Hermione grinned despite herself. If there was one thing Ron was, it was Quidditch mad.

Things in Egypt are amazing. Bill's shown us all around the tombs and stuff. Did you know that Pharaoh Thutmose is a ghost? It's wicked. Anyways, we're all excited about the Quidditch World Cup coming up. Fred and George told me to tell you that Krum's a good Seeker but they think Ireland's got it in the bag this year, although Ginny told them they're full of it. Apparently the Egyptian papers have an Arithmancer on staff that's running equations. I think it's a load of rubbish. Bulgaria is going to make it to the finals and win. I'd bet my Exploding Snap set on it!

Ron

"Funny letter?" Viktor's voice inquired from above her. She glanced up, still smiling, to see him standing by her with a giant plate of food in hand. "Can I sit?"

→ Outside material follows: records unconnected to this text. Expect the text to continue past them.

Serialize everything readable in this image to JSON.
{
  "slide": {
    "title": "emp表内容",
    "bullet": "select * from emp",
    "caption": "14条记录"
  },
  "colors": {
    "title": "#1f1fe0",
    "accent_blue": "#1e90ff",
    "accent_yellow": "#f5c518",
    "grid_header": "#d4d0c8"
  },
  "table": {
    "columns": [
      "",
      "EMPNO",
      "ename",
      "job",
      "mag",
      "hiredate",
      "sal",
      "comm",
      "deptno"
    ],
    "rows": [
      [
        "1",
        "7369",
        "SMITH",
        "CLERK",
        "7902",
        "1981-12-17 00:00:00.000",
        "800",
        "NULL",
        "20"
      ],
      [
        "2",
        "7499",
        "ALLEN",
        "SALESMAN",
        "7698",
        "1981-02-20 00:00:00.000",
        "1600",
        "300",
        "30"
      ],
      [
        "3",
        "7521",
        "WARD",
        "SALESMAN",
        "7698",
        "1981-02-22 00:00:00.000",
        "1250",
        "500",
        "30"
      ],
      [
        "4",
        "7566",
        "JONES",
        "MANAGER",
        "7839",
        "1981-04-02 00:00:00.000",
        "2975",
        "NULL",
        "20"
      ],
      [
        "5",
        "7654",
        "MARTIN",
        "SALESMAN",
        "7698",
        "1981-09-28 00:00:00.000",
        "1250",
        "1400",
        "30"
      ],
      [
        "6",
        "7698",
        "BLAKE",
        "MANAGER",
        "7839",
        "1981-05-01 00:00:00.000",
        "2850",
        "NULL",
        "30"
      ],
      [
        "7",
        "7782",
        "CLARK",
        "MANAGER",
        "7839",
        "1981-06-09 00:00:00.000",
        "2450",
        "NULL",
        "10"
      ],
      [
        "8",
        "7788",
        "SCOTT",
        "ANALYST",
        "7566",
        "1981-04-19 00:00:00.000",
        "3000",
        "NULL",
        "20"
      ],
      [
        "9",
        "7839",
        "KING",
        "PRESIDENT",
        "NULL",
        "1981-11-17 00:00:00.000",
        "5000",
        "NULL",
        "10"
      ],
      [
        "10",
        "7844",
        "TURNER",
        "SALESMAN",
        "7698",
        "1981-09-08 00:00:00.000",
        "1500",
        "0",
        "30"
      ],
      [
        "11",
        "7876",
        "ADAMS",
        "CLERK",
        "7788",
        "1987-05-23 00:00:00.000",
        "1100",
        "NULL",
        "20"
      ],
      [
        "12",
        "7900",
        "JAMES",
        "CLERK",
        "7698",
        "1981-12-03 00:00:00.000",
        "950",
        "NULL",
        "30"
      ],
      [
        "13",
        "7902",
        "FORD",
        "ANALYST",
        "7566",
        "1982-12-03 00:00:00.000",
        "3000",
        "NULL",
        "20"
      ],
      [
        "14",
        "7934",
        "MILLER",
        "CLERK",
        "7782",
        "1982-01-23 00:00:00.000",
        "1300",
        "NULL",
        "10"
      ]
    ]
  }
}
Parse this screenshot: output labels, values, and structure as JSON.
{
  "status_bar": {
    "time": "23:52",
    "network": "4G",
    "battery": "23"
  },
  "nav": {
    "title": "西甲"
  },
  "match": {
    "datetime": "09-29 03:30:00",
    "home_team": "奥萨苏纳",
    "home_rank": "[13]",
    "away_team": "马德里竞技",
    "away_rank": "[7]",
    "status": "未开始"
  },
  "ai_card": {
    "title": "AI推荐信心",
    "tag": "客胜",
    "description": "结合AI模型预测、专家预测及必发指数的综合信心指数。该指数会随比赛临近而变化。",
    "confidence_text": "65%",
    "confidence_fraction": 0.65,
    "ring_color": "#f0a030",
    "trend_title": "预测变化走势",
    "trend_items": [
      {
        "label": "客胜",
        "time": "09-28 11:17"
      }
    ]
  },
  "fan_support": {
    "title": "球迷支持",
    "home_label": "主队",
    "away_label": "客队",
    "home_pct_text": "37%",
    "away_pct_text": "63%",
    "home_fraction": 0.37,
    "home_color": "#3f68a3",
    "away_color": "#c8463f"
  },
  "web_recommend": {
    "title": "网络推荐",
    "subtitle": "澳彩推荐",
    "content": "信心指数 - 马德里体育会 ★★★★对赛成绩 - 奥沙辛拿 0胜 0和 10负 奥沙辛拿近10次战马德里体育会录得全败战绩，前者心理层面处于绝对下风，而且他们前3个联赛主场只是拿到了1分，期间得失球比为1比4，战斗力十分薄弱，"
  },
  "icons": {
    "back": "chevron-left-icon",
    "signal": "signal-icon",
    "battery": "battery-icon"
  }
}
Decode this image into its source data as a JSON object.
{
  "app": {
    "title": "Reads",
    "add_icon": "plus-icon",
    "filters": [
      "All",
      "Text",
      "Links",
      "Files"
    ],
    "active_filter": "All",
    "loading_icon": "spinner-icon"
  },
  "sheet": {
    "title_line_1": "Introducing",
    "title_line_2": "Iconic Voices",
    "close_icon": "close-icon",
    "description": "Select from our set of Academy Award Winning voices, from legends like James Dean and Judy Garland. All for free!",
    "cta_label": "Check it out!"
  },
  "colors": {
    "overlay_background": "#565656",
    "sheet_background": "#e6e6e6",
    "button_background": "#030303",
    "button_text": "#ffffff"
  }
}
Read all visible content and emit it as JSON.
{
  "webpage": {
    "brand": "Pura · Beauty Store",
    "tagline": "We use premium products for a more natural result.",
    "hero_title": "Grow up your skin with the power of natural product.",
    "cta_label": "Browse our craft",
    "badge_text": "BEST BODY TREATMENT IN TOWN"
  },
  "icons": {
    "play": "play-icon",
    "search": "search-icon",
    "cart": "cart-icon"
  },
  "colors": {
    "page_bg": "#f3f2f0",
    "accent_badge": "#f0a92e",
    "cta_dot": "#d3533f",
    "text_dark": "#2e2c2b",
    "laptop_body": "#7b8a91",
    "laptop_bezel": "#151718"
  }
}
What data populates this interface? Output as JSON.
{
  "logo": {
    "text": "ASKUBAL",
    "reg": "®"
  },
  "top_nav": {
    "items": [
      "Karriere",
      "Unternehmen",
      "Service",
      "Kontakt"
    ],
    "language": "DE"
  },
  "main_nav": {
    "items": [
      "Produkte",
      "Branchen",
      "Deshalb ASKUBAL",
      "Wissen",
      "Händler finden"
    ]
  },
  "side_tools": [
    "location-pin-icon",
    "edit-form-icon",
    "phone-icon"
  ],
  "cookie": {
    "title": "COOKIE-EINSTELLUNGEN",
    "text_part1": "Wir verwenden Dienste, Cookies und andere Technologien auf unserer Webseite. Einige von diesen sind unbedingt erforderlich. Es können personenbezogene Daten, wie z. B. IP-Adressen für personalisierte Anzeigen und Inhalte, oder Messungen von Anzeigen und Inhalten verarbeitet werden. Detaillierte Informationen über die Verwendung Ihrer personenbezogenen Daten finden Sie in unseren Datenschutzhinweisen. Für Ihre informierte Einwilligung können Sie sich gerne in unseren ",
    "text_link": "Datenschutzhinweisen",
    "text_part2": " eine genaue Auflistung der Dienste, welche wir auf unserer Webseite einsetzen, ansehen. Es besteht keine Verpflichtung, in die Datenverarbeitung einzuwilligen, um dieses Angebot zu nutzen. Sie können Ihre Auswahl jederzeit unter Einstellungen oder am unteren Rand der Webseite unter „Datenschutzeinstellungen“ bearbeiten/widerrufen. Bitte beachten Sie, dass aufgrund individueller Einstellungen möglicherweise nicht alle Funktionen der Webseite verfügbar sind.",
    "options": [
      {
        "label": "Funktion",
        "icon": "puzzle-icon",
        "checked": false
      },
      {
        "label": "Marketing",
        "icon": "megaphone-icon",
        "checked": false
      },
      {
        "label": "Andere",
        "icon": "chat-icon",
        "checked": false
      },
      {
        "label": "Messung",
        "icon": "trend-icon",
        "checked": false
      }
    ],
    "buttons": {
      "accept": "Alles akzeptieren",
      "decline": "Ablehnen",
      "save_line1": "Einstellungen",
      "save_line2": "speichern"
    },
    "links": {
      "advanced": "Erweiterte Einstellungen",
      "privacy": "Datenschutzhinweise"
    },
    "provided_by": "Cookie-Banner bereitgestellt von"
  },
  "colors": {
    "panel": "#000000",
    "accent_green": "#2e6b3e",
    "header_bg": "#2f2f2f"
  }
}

"Of course!" She scooted over on the bench and he sat next to her, carefully folding his legs underneath. She'd always wondered why they'd gone with benches like they did at Hogwarts since there were so few people they served at once, but she supposed she would never know. "And yes, it's from Ron. He and his family are on vacation in Egypt, but instead of telling me about it, he spent the entire letter talking about Quidditch!" Shaking her head, she exasperatedly continued, "They're all Quidditch mad, the lot of them."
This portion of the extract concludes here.